I believe that where there are problems with undergraduate education in this country, it is more often because of a separation of teaching and research, rather than an overemphasis on research. The discipline, joy and continual renewal of original research, scholarship or other creative intellectual activity keeps teachers lively and successful. One may start out as an effective and even brilliant teacher, but without the kind of continual renewal that research and scholarship provide, one may not grow in wisdom and breadth, and over time may lose rather than gain in effectiveness as a teacher.

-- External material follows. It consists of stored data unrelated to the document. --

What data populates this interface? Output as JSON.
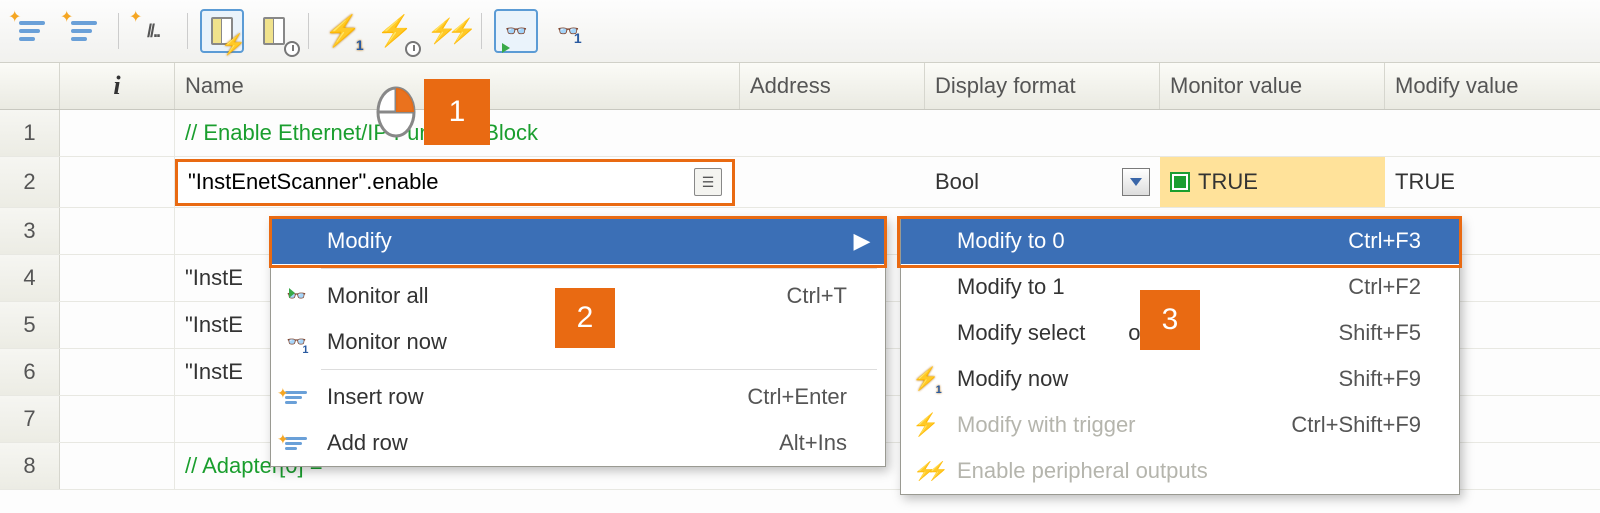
{
  "toolbar_icons": [
    "lines-new-1",
    "lines-new-2",
    "comment-new",
    "columns-bolt",
    "columns-clock",
    "bolt-1",
    "bolt-clock",
    "bolt-double",
    "glasses-play",
    "glasses-1"
  ],
  "headers": {
    "info": "i",
    "name": "Name",
    "address": "Address",
    "display_format": "Display format",
    "monitor_value": "Monitor value",
    "modify_value": "Modify value"
  },
  "rows": [
    {
      "num": "1",
      "name": "// Enable Ethernet/IP Function Block",
      "comment": true
    },
    {
      "num": "2",
      "name": "\"InstEnetScanner\".enable",
      "display_format": "Bool",
      "monitor_value": "TRUE",
      "modify_value": "TRUE",
      "editing": true
    },
    {
      "num": "3",
      "name": ""
    },
    {
      "num": "4",
      "name": "\"InstE"
    },
    {
      "num": "5",
      "name": "\"InstE"
    },
    {
      "num": "6",
      "name": "\"InstE"
    },
    {
      "num": "7",
      "name": ""
    },
    {
      "num": "8",
      "name": "// Adapter[0] =",
      "comment": true
    }
  ],
  "callouts": {
    "c1": "1",
    "c2": "2",
    "c3": "3"
  },
  "menu1": {
    "items": [
      {
        "label": "Modify",
        "shortcut": "",
        "selected": true,
        "submenu": true
      },
      {
        "sep": true
      },
      {
        "label": "Monitor all",
        "shortcut": "Ctrl+T",
        "icon": "glasses-play"
      },
      {
        "label": "Monitor now",
        "shortcut": "",
        "icon": "glasses-1"
      },
      {
        "sep": true
      },
      {
        "label": "Insert row",
        "shortcut": "Ctrl+Enter",
        "icon": "lines-new"
      },
      {
        "label": "Add row",
        "shortcut": "Alt+Ins",
        "icon": "lines-new"
      }
    ]
  },
  "menu2": {
    "items": [
      {
        "label": "Modify to 0",
        "shortcut": "Ctrl+F3",
        "selected": true
      },
      {
        "label": "Modify to 1",
        "shortcut": "Ctrl+F2"
      },
      {
        "label": "Modify selected now",
        "shortcut": "Shift+F5",
        "covered_label_prefix": "Modify select",
        "covered_label_suffix": "ow"
      },
      {
        "label": "Modify now",
        "shortcut": "Shift+F9",
        "icon": "bolt-1"
      },
      {
        "label": "Modify with trigger",
        "shortcut": "Ctrl+Shift+F9",
        "disabled": true,
        "icon": "bolt-clock-grey"
      },
      {
        "label": "Enable peripheral outputs",
        "shortcut": "",
        "disabled": true,
        "icon": "bolt-double-grey"
      }
    ]
  }
}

This is an issue that I often discuss with members of Congress and federal policy makers, because government support of education and research is critical to our future. Indeed, I believe a very serious threat to our faculty's commitment to teaching is the increasing difficulty in finding funding for research and graduate student support, as research dollars shrink and merit and peer review give way to pork barrel politics. The surest way to dampen our faculty's teaching, and our students' learning, would be to cut research budgets, thereby increasing the time that faculty must devote to proposal writing and administration rather than to teaching and research. This spring nine of our UROP students are going to Washington to talk to Congressional leaders to urge them to maintain the federal government's commitment to research and to the policies that have helped us keep the UROP program strong.

To enable our students to reach their full potential to participate in our society and, just as importantly, to enjoy fully the beauty and the adventure of creating and understanding, we have to teach them how to advance our knowledge. That is why I believe that the very best learning environment is one in which undergraduate and graduate education are blended with the conduct of research and scholarship. The issue should not be teaching versus research, it should be the proper interweaving of the two.

I am fond of quoting Fred Terman, an MIT alumnus who served with great distinction as Stanford's engineering dean and later as provost. When asked once whether he wanted his university to be a teaching institution or a research institution, he answered that he wanted it to be a learning institution. And that is the ideal--students and faculty learning together in both the classroom and laboratory.